His boat, The Daybreak, is a 19-foot Pathfinder 1900 center console with a 115 hp Yamaha 4-stroke engine, and he trailers it easily behind his 4WD GMC Yukon SLT.
"Since I put my boat on a trailer, I can go where the fish are. If the fish are in Ocracoke, I can meet folks there. Hatteras and Ocracoke are possible boat trips, while Portsmouth Island is strictly a 4x4 trip. I think my biggest niche is in the 4x4 adventure stuff. I have a commercial use authorization (CUA), which allows me to take commercial customers on a 4x4, and I have it for both Cape Hatteras and Cape Lookout National Seashores. I can offer multi-day adventures and fishing trips to Portsmouth. The challenge of Portsmouth is, if I don't have reservations way ahead in season, we would be tent camping. If we get a cabin, everyone shares in the cabin cost. It is easier to get a cabin in May than it is in the fall." Tent camping is allowed anywhere beyond 100 yards from the cabins and off the dunes on Portsmouth, and Lee's truck has plenty of space for gear and a group of adventurers/anglers.
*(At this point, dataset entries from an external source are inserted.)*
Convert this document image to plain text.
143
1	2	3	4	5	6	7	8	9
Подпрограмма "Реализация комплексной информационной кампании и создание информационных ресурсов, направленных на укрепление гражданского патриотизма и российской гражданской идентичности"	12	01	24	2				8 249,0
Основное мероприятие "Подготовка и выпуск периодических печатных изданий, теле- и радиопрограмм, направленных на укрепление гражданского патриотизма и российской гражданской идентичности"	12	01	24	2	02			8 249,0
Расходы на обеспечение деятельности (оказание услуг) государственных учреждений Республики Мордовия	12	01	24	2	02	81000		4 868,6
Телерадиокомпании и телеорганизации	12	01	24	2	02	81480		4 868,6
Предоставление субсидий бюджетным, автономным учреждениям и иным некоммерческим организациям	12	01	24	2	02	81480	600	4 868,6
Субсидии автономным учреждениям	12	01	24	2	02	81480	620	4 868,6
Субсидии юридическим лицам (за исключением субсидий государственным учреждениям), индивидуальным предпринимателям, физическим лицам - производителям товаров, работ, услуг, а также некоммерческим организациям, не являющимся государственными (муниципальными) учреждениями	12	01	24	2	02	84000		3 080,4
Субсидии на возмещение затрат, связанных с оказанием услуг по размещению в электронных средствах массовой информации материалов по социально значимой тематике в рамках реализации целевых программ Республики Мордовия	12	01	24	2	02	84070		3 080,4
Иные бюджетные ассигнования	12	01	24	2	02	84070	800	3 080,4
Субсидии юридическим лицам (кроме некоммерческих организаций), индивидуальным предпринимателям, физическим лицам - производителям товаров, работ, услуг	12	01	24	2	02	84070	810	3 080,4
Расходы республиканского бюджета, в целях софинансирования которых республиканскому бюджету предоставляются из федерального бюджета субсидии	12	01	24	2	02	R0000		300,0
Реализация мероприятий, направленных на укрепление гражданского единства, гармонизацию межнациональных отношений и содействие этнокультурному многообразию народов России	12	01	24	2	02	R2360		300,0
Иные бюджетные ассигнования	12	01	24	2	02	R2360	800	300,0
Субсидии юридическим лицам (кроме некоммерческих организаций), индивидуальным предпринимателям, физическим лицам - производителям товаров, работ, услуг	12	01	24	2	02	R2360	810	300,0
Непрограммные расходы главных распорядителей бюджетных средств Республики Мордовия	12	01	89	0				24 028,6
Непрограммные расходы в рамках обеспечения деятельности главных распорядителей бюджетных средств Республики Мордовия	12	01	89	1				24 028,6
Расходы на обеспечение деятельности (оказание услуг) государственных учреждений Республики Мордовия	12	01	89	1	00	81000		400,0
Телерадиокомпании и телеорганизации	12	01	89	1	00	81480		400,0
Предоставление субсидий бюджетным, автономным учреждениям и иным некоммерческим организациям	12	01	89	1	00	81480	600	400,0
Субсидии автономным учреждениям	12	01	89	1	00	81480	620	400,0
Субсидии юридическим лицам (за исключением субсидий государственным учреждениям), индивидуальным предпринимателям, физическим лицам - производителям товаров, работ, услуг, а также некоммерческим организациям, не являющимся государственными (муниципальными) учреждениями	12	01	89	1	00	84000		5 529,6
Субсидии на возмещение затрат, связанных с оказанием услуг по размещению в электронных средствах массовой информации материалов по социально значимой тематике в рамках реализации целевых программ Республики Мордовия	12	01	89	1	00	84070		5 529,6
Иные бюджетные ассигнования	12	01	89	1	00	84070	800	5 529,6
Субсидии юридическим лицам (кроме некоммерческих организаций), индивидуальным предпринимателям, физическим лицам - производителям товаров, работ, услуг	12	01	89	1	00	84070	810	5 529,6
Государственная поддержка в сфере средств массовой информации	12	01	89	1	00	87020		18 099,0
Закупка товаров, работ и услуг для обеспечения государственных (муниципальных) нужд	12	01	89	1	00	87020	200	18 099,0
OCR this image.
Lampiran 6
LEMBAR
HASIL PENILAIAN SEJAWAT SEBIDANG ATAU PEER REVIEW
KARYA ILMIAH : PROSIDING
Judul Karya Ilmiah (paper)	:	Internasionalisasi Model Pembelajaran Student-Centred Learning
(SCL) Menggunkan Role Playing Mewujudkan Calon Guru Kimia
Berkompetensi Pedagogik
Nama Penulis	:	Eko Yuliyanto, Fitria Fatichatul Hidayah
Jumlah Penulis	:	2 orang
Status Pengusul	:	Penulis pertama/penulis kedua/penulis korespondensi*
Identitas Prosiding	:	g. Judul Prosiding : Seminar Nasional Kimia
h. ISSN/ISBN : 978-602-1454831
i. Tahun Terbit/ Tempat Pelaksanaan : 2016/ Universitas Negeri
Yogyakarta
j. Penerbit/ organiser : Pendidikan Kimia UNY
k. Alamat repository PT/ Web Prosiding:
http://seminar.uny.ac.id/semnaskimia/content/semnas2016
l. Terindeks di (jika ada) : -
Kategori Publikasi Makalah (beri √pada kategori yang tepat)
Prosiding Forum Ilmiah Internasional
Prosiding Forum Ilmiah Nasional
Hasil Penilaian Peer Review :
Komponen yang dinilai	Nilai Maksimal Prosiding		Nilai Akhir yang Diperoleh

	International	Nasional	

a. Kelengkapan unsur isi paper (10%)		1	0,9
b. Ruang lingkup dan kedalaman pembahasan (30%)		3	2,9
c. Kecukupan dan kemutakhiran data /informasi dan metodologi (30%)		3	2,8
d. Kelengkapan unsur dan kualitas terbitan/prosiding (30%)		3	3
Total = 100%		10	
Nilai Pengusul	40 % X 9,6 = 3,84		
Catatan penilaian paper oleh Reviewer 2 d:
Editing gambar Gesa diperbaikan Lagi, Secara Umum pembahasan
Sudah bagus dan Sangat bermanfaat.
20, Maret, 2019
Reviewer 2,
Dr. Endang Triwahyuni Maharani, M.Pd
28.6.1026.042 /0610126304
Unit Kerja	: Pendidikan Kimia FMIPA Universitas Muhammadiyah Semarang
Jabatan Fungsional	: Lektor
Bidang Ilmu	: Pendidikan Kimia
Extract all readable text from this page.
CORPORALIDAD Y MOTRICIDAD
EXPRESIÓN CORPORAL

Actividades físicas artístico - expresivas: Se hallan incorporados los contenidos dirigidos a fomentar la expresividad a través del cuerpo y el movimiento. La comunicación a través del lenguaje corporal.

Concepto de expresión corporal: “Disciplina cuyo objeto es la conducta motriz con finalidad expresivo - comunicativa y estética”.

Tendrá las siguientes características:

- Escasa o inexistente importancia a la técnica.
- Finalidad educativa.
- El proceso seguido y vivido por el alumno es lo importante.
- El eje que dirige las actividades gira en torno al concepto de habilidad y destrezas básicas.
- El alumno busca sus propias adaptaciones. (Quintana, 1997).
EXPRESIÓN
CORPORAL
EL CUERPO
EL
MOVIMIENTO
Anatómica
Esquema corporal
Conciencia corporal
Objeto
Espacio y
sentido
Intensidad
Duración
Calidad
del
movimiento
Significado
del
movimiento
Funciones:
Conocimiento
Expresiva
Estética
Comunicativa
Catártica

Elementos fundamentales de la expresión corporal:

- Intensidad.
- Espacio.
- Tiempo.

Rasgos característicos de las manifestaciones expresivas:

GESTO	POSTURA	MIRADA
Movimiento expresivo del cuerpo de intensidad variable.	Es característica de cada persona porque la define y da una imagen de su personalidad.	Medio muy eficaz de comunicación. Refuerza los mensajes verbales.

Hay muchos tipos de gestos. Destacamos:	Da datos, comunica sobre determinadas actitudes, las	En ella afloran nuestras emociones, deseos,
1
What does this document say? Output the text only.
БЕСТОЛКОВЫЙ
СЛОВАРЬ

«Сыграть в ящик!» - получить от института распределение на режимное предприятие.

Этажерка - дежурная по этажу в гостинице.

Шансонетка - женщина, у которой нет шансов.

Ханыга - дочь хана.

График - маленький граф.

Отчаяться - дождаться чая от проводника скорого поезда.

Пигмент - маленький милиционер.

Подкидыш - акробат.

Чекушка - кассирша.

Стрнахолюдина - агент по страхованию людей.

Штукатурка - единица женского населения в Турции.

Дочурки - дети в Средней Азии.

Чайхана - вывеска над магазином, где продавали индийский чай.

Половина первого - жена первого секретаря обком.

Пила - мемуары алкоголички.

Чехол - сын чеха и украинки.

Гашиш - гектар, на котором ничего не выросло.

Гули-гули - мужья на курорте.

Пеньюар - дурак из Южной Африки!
"I also offer transportation service to 4x4 accessible beach for visitors who might want to explore Hatteras Island for a family day. I have an Ocracoke priority permit for the ferry, so I can take folks to the head of the line, and we can either ride the beach or I can drop them off to do a self-guided tour in the village around the lunch hour."
Ron and Karen Smith of Bangor, PA, took one of Capt. Lee's 4x4 surf fishing trips with their young daughters. They received much more than transportation to a prime surf-fishing locale. After their trip, the Smiths wrote this testimonial.
"Capt. Lee is an awesome source of information. He knows a great deal about the fishing industry in the Outer Banks, on both the sport side and the local's financial dependence on the industry. During our ride to go surf fishing, Capt Lee told us about the local ecology and the changes the island has seen since the most recent storm damage. He taught our children how to cast properly into the ocean and how to prepare bait. Our girls really enjoyed their time and learned a great deal in a short amount of time."
Although Lee has been on the water all of his life, he believes in order to be a successful teacher, you have to keep learning and growing yourself. "I am still learning about where the fish are down here and what kind of catch is available. You have to figure those things out for yourself. I'm working the water for myself all the time."
But Lee is no lone ranger. He's a member of both the NC Beach Buggy Association and the Hatteras Business Association. He volunteers for an organization, Little Pink Houses of Hope, which offers retreats for patients in the midst of cancer treatments. He has carried participants out to the beach in his 4x4, taken them clamming if the weather is good. He also volunteers with Hands of Hope on Hatteras Island. His wife passed away three years ago. He speaks of her with love, and he also expresses gratitude for finding a new life partner, about lessons learned in letting go and in opening to new chances for happiness and sharing with others. Several months ago, they opened their home for a week to a family looking for a way to enjoy a Hatteras vacation although the father was ill and taking chemo at the time.
So what did Lee do? He took them out fishing.